Entrevue avec Vivian Barbot, présidente de la Fédération des femmes du québec

Un parcours sinueux

samedi 1er mars 2003, par Marie-Paule BERTHIAUME

« Ma mère rappelle souvent que nous n’avons qu’une vie à vivre et qu’il faut la vivre debout ! », lance d’entrée de jeu, Vivian Barbot, première présidente de la Fédération des femmes du Québec (FFQ) issue d’une minorité visible. Cette Haïtienne d’origine a vécu l’exil avant d’immigrer au Québec.

Originaire de la ville de Saint-Marc, Vivian quitte son île à l’âge de 16 ans pour aller étudier en Suisse. Elle tente par la suite de poursuivre ses études en France mais elle ne peut obtenir les autorisations nécessaires en raison des troubles politiques qui secouent Haïti. Après une brève visite aux États-Unis, la jeune femme retourne en Haïti. « C’est là que les choses se sont vraiment gâtées », raconte-t-elle.

La famille Barbot est alors recherchée par la milice haïtienne. Son père, Clément, représentait une figure d’opposition au régime du dictateur Duvalier, et ses convictions ont causé sa perte. Ses proches ont été contraints à l’exil, puisque le régime Duvalier rendait responsable la famille entière en cas d’activisme politique chez l’un de ses membres.

« La liberté individuelle était complètement niée dans ce régime », souligne la présidente de la FFQ. La famille Barbot restera donc presque deux ans à l’Ambassade d’Argentine. « Ils nous disaient qu’on ne partirait jamais. […] Nous étions prisonniers » confie-t-elle. Quitter Haïti était devenu leur seule porte de sortie.

« Quand on voyage, […] on a toujours un port d’attache, explique-t-elle, tandis que lorsqu’on part en exil, on perd cela [le retour à sa terre natale] ». Elle déplore cependant que certains immigrants vivent toute leur vie en fonction de ce port d’attache : « C’est comme s’ils mettaient leur vie entre parenthèse. Ils ne vivent pas le présent, ce qui les empêche de s’intégrer. »

Rencontre avec le Québec

Quelque temps après son arrivée en Argentine, Vivian se fiance avec un touriste québécois, qui est maintenant son mari. Ils reviennent tous deux au Québec, au moment où Montréal accueille des gens de partout lors de l’Exposition universelle de 1967. Entourée de son mari et de nouveaux amis, Vivian s’implique et s’épanouie dans son nouveau pays.
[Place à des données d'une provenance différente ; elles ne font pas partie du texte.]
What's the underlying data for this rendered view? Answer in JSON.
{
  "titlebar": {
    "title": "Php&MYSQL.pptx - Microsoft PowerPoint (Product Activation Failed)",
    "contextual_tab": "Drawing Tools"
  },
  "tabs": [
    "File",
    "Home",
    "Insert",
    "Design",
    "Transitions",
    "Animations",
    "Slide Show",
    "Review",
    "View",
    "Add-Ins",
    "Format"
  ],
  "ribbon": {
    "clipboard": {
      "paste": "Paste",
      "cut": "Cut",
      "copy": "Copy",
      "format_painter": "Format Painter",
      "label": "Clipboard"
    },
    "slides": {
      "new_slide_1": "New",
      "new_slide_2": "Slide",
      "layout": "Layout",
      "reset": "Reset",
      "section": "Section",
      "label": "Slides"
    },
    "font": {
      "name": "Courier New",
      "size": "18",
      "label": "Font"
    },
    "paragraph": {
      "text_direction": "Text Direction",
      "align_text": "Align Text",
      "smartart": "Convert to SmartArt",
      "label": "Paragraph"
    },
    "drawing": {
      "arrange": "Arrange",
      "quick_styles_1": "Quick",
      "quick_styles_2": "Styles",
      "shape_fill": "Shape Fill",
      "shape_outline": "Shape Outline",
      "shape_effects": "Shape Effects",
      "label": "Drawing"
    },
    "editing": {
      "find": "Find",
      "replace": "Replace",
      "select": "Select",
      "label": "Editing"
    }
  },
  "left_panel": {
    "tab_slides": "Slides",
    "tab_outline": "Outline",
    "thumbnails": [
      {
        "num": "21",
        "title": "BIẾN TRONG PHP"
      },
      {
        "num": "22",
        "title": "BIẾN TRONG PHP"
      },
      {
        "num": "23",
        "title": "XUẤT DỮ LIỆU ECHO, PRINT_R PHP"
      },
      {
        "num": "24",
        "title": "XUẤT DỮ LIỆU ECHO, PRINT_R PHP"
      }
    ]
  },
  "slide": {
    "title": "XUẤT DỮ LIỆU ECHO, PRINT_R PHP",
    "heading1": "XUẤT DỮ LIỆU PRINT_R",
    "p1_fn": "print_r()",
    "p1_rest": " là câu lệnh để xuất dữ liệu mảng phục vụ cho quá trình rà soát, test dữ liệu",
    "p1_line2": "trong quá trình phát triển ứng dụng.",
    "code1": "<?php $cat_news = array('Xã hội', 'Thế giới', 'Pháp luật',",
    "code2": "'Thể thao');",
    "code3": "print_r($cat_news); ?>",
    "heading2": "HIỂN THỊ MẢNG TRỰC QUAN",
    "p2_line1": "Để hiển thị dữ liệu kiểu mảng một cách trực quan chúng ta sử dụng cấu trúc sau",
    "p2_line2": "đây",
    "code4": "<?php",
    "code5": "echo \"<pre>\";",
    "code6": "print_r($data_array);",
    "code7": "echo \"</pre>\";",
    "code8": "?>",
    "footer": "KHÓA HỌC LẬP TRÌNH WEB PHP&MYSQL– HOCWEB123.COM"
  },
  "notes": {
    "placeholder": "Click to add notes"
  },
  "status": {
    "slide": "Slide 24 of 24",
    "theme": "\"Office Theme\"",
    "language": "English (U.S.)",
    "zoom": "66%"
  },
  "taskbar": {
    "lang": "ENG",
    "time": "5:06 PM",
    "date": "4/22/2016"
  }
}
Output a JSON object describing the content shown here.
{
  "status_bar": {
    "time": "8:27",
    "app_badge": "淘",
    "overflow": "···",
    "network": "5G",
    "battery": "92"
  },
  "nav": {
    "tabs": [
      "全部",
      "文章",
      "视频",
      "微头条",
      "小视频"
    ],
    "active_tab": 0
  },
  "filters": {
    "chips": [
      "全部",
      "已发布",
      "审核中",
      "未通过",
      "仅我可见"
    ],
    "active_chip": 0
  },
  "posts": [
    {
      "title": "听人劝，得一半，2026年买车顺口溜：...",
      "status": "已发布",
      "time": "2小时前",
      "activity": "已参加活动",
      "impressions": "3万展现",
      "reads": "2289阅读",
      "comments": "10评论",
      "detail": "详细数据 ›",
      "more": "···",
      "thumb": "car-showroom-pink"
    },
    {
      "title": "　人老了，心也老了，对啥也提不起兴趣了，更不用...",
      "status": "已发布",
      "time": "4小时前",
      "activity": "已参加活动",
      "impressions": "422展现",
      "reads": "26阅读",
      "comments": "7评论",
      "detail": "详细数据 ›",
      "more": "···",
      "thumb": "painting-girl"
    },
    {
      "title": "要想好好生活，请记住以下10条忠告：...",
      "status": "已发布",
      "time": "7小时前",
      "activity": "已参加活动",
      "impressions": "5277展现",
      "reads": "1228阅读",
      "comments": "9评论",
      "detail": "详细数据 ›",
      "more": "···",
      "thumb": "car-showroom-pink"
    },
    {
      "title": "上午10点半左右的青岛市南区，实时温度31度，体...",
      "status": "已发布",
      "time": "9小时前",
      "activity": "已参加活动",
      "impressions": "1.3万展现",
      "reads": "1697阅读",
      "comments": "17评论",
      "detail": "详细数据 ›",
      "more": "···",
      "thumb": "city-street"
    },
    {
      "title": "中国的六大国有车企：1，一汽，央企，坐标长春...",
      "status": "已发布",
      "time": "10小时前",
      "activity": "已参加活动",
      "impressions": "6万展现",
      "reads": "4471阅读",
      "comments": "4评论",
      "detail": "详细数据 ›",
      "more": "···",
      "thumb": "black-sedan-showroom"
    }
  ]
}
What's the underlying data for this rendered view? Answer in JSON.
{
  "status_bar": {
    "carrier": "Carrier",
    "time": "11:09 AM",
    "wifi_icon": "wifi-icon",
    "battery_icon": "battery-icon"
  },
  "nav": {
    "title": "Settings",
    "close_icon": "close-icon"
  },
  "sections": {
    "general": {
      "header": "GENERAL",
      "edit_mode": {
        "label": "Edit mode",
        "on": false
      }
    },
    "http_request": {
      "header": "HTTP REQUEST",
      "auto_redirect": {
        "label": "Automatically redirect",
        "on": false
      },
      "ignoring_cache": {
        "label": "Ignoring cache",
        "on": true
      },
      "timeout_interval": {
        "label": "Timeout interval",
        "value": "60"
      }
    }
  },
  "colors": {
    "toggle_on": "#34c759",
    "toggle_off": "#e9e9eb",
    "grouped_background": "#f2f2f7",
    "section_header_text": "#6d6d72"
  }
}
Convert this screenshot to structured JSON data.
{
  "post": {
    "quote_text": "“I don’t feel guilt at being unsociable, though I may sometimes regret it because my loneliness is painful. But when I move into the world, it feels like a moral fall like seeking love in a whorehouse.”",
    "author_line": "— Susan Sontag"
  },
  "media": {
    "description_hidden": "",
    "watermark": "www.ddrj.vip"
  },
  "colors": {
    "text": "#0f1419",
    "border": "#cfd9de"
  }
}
Après avoir pris sa retraite de l’enseignement, Vivian Barbot posait, en 2001, sa candidature à la présidence de la FFQ. Auparavant vice-présidente de l’organisation, elle s’est faite élire par acclamation, le 3 juin 2001. Vivian Barbot continue depuis le travail entamé par sa prédécesseur, la très respectée Françoise David, en s’impliquant dans les dossiers concernant la pauvreté et la violence faite aux femmes.

Pour l’instant, la présidente de la FFQ continue sa lutte pour la condition des femmes mais aussi, pour l’intégration des immigrants et immigrantes à la société québécoise. Elle se dit très heureuse d’être un symbole d’espoir pour le mouvement immigrant au Québec et elle encourage les gens victimes de racisme à « se tenir debout ». « Une personne raciste, c’est quelqu’un qui en veut à [la couleur de] ma peau, explique-t-elle. C’est souvent des gens qui ne connaissent pas l’histoire… Je compte beaucoup sur l’éducation pour promouvoir des façons de vivre ensemble. Au bout d’un certain temps, la population arrivera à développer des liens d’amitié qui vont traverser la vie. » Elle invite chacun et chacune à en apprendre davantage sur le travail qui peut être réalisé dans le cadre de la Journée mondiale de la femme, le 8 mars prochain.